At the same time, I do believe diagnoses can serve an important purpose when used thoughtfully and collaboratively. They can help clients access appropriate care and evidence-based treatment modalities.

For example:

  • Someone diagnosed with PTSD may benefit from Eye Movement Desensitization and Reprocessing (EMDR) or somatic trauma therapy.
  • Someone struggling with OCD may benefit from Exposure and Response Prevention (ERP).
  • Clients diagnosed with Borderline Personality Disorder (BPD) may benefit from Dialectical Behavior Therapy, mindfulness, or trauma-informed care.

In these ways, diagnoses can help guide treatment planning and connect clients to the support they genuinely need.

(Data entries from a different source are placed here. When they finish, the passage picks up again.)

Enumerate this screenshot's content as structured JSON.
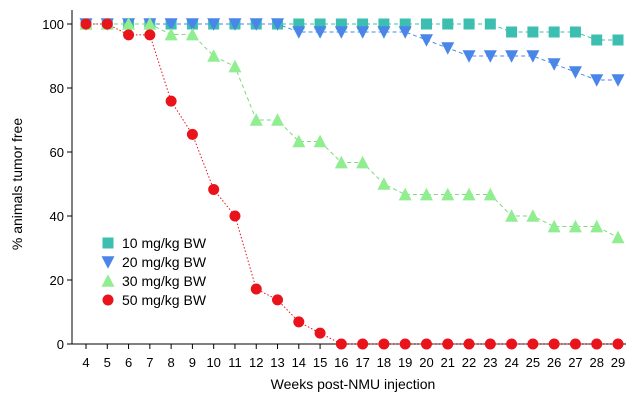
{
  "chart_data": {
    "type": "line",
    "title": "",
    "xlabel": "Weeks post-NMU injection",
    "ylabel": "% animals tumor free",
    "x": [
      4,
      5,
      6,
      7,
      8,
      9,
      10,
      11,
      12,
      13,
      14,
      15,
      16,
      17,
      18,
      19,
      20,
      21,
      22,
      23,
      24,
      25,
      26,
      27,
      28,
      29
    ],
    "xlim": [
      4,
      29
    ],
    "ylim": [
      0,
      100
    ],
    "yticks": [
      0,
      20,
      40,
      60,
      80,
      100
    ],
    "grid": false,
    "legend_position": "lower-left",
    "series": [
      {
        "name": "10 mg/kg BW",
        "marker": "square",
        "color": "#3cbfb0",
        "line_color": "#3cbfb0",
        "values": [
          100,
          100,
          100,
          100,
          100,
          100,
          100,
          100,
          100,
          100,
          100,
          100,
          100,
          100,
          100,
          100,
          100,
          100,
          100,
          100,
          97.5,
          97.5,
          97.5,
          97.5,
          95,
          95
        ]
      },
      {
        "name": "20 mg/kg BW",
        "marker": "triangle-down",
        "color": "#4a86e8",
        "line_color": "#4a86e8",
        "values": [
          100,
          100,
          100,
          100,
          100,
          100,
          100,
          100,
          100,
          100,
          97.5,
          97.5,
          97.5,
          97.5,
          97.5,
          97.5,
          95,
          92.5,
          90,
          90,
          90,
          90,
          87.5,
          85,
          82.5,
          82.5
        ]
      },
      {
        "name": "30 mg/kg BW",
        "marker": "triangle-up",
        "color": "#90ee90",
        "line_color": "#7fd97f",
        "values": [
          100,
          100,
          100,
          100,
          96.7,
          96.7,
          90,
          86.7,
          70,
          70,
          63.3,
          63.3,
          56.7,
          56.7,
          50,
          46.7,
          46.7,
          46.7,
          46.7,
          46.7,
          40,
          40,
          36.7,
          36.7,
          36.7,
          33.3
        ]
      },
      {
        "name": "50 mg/kg BW",
        "marker": "circle",
        "color": "#e8131b",
        "line_color": "#e8131b",
        "values": [
          100,
          100,
          96.6,
          96.6,
          75.9,
          65.5,
          48.3,
          40,
          17.2,
          13.8,
          6.9,
          3.4,
          0,
          0,
          0,
          0,
          0,
          0,
          0,
          0,
          0,
          0,
          0,
          0,
          0,
          0
        ]
      }
    ]
  }
}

But I also think clinicians must be mindful and ethical about how diagnoses are used. Mental health labels can carry stigma. In some situations, having certain diagnoses documented in a chart could potentially create unintended consequences if records are requested or viewed by individuals who misunderstand mental health conditions.

Because of this, I often approach diagnosis collaboratively with clients. I like to openly discuss what a diagnosis means to them emotionally and practically. Would receiving a diagnosis feel validating and empowering? Or would it feel overwhelming, stigmatizing, or harmful?

That conversation matters.

As a trauma therapist providing individual therapy, relationship therapy, EMDR therapy, somatic trauma therapy, mindfulness-based approaches, and trauma-informed care in Westlake Village, Thousand Oaks, Agoura Hills, Calabasas, Oak Park, Ventura, Los Angeles, and throughout California, I believe mental health treatment should always remain person-centered first.

Diagnoses can offer language, understanding, and direction. But they should never replace (or outweigh) the complexity of the human experience.

At the end of the day, the DSM is simply a tool – not a definition of who you are.

And like any tool, it can help or harm, depending on how it is used.